Sowohl Eva Gerth als auch Thomas Hoffmann forderten von der Politik klare arbeits- und tarifrechtliche Regelungen ein, die den besonderen Bedingungen in der Wissenschaft angemessen seien. So müsse u. a. definiert werden, was „Qualifizierung“ eigentlich sei, transparente Strukturen müssten individuelle Abhängigkeiten während der Qualifikation minimieren, die Grundfinanzierung der Hochschulen sollte erhöht und die Möglichkeiten unbefristeter Beschäftigung entsprechend der tatsächlichen Aufgaben deutlich erweitert werden.
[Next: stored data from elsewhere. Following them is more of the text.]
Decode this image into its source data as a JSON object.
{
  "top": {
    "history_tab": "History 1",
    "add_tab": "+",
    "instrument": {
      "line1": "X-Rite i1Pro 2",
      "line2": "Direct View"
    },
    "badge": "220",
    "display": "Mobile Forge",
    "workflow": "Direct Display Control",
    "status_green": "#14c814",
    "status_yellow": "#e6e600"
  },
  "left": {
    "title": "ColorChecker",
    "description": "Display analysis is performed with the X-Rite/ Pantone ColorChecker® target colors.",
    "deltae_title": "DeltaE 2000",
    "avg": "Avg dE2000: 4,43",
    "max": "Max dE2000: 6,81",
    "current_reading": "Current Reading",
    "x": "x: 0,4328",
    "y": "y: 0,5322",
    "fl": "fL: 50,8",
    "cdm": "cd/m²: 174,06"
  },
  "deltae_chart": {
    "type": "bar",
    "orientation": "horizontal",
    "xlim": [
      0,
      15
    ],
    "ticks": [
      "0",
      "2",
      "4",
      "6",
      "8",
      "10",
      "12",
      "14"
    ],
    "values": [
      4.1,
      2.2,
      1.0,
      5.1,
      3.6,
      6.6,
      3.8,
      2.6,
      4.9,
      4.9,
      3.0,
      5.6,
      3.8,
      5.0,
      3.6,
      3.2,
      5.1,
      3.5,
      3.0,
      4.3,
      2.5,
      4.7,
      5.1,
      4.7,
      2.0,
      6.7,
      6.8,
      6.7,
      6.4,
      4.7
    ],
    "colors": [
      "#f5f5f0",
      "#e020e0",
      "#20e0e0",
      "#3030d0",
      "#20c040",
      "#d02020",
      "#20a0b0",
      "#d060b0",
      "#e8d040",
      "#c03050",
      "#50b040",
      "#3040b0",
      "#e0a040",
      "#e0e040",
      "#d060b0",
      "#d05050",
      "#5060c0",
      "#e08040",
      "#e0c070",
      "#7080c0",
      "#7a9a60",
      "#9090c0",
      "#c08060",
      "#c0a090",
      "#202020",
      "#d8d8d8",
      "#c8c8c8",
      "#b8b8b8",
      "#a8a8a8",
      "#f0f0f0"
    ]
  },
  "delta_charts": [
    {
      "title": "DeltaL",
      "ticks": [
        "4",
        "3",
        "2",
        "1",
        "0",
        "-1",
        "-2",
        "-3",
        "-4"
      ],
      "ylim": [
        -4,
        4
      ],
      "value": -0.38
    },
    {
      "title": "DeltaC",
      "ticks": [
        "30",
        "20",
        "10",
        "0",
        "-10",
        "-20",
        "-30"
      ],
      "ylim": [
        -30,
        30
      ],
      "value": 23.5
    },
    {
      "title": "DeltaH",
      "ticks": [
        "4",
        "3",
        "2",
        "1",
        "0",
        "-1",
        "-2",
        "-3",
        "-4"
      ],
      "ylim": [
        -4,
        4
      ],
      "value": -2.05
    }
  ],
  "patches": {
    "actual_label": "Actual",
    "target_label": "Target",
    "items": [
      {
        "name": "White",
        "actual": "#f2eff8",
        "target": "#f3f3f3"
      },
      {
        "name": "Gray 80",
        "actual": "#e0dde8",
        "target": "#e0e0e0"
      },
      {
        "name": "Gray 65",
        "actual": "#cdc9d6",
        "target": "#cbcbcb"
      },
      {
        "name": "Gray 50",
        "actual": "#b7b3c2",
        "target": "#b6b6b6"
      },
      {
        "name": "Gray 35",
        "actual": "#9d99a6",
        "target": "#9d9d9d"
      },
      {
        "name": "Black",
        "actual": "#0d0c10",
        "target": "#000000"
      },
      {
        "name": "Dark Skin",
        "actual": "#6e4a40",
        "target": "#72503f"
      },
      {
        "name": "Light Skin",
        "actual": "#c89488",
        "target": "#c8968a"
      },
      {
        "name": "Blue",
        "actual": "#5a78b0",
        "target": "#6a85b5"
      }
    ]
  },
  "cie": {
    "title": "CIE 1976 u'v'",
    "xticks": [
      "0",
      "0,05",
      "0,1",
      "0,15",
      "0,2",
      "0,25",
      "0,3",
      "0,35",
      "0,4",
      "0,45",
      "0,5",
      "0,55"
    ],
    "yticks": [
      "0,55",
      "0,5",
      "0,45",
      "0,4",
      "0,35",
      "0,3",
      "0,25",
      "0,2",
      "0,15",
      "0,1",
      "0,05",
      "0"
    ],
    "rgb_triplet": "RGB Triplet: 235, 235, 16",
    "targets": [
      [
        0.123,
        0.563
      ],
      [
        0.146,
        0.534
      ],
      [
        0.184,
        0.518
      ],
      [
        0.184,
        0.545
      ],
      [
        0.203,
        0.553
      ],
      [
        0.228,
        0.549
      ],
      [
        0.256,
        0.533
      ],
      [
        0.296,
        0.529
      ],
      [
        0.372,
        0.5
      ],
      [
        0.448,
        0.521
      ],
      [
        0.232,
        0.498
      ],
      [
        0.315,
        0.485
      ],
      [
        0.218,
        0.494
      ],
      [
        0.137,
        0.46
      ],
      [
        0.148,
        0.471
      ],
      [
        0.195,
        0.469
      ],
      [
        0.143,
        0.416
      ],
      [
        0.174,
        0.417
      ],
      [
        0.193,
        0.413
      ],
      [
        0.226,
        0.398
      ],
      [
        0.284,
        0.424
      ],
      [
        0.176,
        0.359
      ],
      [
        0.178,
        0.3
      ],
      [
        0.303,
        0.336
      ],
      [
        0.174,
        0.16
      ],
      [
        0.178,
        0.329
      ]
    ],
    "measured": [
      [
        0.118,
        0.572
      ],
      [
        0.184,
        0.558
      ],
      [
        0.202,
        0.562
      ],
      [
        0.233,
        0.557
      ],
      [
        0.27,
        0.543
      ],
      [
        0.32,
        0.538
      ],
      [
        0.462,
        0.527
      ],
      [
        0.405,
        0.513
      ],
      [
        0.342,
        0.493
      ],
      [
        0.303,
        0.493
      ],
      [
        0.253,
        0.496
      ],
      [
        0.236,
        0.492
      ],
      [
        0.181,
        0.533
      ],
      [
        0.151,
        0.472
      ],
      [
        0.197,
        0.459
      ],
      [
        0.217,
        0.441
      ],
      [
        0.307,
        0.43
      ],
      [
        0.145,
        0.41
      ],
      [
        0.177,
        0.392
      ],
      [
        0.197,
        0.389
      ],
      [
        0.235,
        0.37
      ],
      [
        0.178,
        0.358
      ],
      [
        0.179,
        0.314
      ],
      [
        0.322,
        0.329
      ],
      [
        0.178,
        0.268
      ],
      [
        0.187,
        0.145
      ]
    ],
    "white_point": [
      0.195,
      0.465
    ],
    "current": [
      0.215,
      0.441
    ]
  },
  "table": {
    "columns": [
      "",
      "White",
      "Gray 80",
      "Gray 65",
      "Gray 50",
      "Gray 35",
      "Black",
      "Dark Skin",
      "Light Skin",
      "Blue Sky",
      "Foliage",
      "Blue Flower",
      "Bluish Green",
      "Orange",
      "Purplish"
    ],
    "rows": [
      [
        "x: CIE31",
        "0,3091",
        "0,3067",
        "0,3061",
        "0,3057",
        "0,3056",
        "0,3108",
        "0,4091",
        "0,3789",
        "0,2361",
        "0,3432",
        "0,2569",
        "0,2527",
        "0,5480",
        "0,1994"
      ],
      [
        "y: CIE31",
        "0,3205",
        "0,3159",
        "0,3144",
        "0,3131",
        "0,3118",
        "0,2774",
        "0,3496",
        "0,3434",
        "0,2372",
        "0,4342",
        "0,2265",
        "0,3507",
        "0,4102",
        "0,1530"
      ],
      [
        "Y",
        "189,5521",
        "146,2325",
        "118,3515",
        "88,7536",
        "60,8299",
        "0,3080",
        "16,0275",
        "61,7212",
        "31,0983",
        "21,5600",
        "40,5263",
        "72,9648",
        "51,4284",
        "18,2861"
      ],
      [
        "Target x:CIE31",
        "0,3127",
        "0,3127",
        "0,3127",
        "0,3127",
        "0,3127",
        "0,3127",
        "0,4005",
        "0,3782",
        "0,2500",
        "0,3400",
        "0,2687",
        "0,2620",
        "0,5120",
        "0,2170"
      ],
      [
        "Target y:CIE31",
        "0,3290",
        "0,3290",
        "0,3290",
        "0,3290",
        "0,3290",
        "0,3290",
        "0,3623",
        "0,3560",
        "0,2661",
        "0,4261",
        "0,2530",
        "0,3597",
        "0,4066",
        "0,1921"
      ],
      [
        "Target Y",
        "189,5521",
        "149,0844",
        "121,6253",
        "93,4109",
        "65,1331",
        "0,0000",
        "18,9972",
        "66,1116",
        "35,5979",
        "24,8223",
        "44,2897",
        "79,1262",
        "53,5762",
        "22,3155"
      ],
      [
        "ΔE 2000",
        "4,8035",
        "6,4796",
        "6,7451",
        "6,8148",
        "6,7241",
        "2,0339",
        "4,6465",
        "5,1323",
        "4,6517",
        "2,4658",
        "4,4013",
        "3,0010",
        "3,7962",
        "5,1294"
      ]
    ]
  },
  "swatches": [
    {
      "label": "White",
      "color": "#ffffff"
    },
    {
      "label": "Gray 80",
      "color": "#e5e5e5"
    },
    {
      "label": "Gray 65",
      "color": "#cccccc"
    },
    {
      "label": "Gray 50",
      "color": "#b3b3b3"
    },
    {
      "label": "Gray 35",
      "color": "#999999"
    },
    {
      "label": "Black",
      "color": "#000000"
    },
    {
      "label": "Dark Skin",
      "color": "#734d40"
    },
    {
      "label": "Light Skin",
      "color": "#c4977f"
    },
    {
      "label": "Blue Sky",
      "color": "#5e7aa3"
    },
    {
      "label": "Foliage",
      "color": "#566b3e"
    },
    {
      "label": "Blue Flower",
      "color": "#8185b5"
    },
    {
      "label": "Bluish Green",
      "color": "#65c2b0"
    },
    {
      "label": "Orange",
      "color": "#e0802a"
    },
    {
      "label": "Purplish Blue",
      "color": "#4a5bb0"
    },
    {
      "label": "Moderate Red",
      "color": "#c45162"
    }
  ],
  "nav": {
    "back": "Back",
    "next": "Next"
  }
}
Aus der Politik gab es hierzu weitestgehend Zustimmung und die explizite Forderung nach Tarifverträgen für studentische Beschäftigte. Dr. Petra Sitte schloss sich ausdrücklich der Forderung nach einer auskömmlichen Finanzierung des Hochschulsystems an und trat für mehr unbefristete Arbeitsverträge ein, um nicht immer wieder qualifiziertes Personal für Lehre und Forschung zu verlieren. Martin Kröber zweifelte an, ob es überhaupt eines WissZeitVG bedürfe, setzte auf Tarifverträge und gab der Hoffnung Ausdruck, dass der momentan ungeeignete Entwurf des Bundesministeriums durch die Anhörungen im Parlament zu verändern sei.

Nach einer mehrstündigen interessanten, sachlichen und mitunter auch turbulenten Diskussion konnte Dr. Steffi Kaltenborn die Veranstaltung mit der Feststellung beenden, dass die Hochschulen offensichtlich keine attraktiven Arbeitgeber mehr seien und die Diskussion im Interesse positiver Veränderungen unbedingt weitergeführt werden müsse. In die Verantwortung hierfür sei außer der Politik aber auch die Professorenschaft zu nehmen. Es bleibt weiterhin für die GEW in ihrer Gesamtheit eine Herkulesaufgabe, auf positive Entwicklungen hinzuwirken.